Sharp lc40ct2e remote

A custom presets button on the remote switches between natural, cinema, and dynamic (the latter is best avoided), though it's possible to save your own tweaks, too. Basic picture processing includes noise reduction, a game mode and, surprisingly, a film mode that's more commonly found on higher-end TVs.

However, in use that film mode proves not to be the frame insertion tech we'd imagined; it can't prevent some noticeable judder every time the camera pans slowly, nor the smearing over fast moving objects that also blights the LC40CT2E's picture performance with Blu-ray.

For a budget LCD TV that actually isn't too bad a result – elsewhere hi-def pictures are deliciously detailed and full of life. There's a cinematic look to colour, with neither reds nor skin tones overcooked and fleshtones accurate, while the contrast isn't bad, either – now that is a shock.

A rich, full black is visible, and – to our mind – for the first time on a TV of this price. Shadowed areas of the pictures from our test disc War of the Worlds contain a lot of depth and nuanced detail, which really helps add a dose of realism.

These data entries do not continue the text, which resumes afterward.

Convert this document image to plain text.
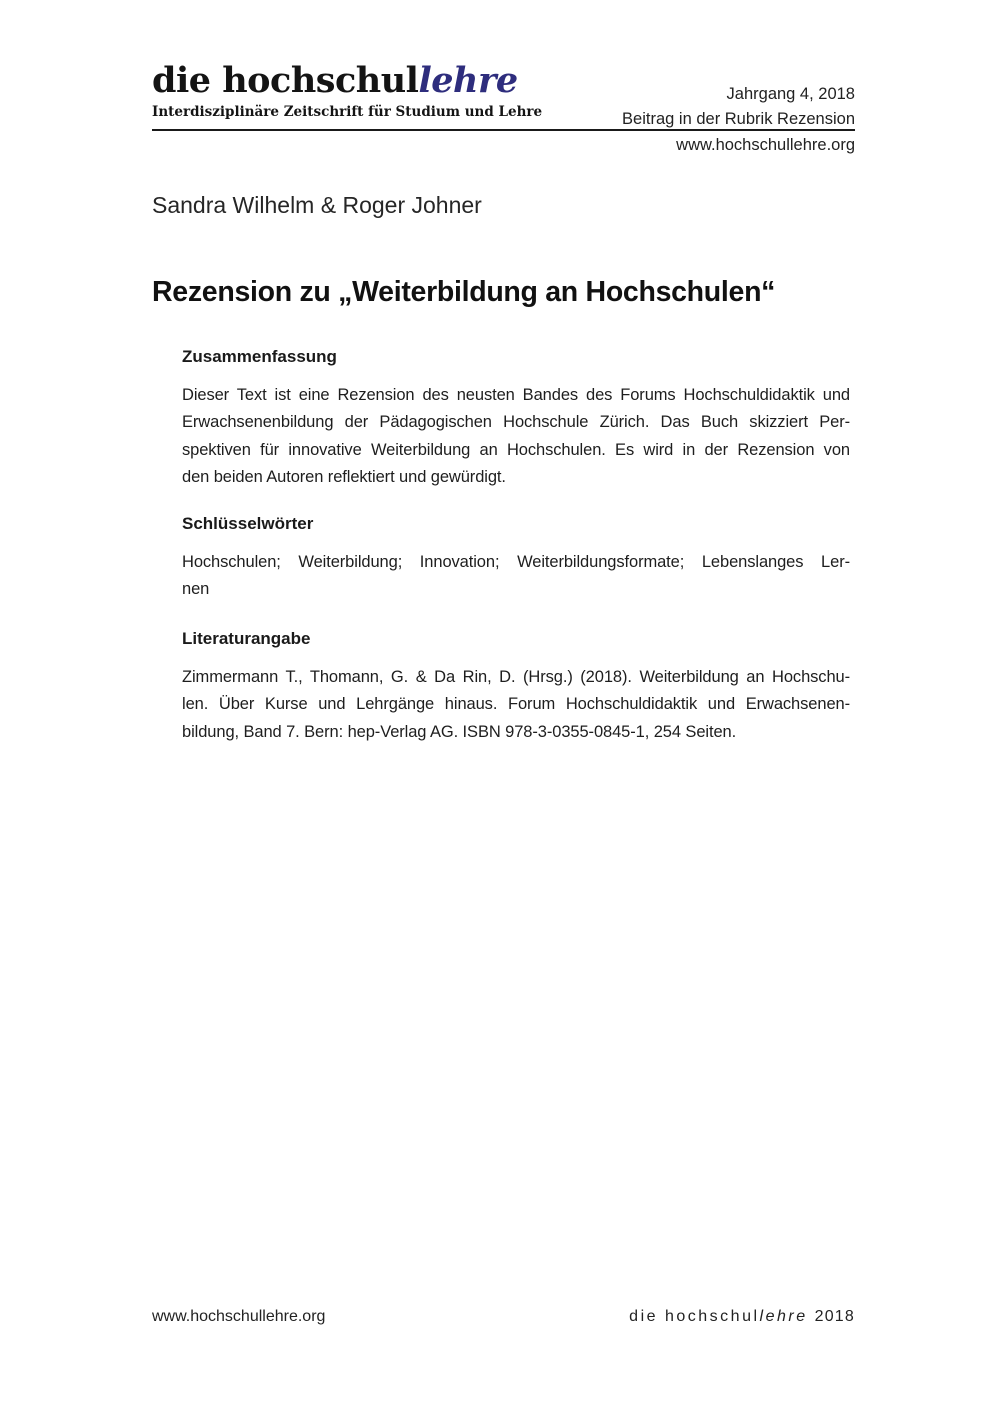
die hochschullehre
Interdisziplinäre Zeitschrift für Studium und Lehre
Jahrgang 4, 2018
Beitrag in der Rubrik Rezension
www.hochschullehre.org
Sandra Wilhelm & Roger Johner
Rezension zu „Weiterbildung an Hochschulen“
Zusammenfassung
Dieser Text ist eine Rezension des neusten Bandes des Forums Hochschuldidaktik und
Erwachsenenbildung der Pädagogischen Hochschule Zürich. Das Buch skizziert Per-
spektiven für innovative Weiterbildung an Hochschulen. Es wird in der Rezension von
den beiden Autoren reflektiert und gewürdigt.
Schlüsselwörter
Hochschulen; Weiterbildung; Innovation; Weiterbildungsformate; Lebenslanges Ler-
nen
Literaturangabe
Zimmermann T., Thomann, G. & Da Rin, D. (Hrsg.) (2018). Weiterbildung an Hochschu-
len. Über Kurse und Lehrgänge hinaus. Forum Hochschuldidaktik und Erwachsenen-
bildung, Band 7. Bern: hep-Verlag AG. ISBN 978-3-0355-0845-1, 254 Seiten.
www.hochschullehre.org	die hochschullehre 2018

Although the LC40CT2E has managed to deliver black response equal to more expensive competitors, the age-old LCD problem of tight viewing angles remains. Go off axis and the contrast quickly fades, with colours draining of life.

Freeview HD performance

Sit more centrally and the good stuff remains when you switch to Freeview HD, though the drawbacks become more frustrating.

Even though on BBC HD we noticed some jagged edges, it's mostly very clean and helped immensely by that beefy contrast. Unfortunately the LC40CT2E's noise reduction circuitry can't be activated for simple Freeview pictures, which are left looking overstretched and noisy by comparison.

The Freeview HD tuner isn't being treated with any significant upscaling circuitry, which on a 40-inch TV is a real shame. Couple that with the LC40CT2E's rudimentary EPG and we'd go as far as to say that this is not a great television for everyday use – but it's a veritable bargain for BBC HD and Blu-ray.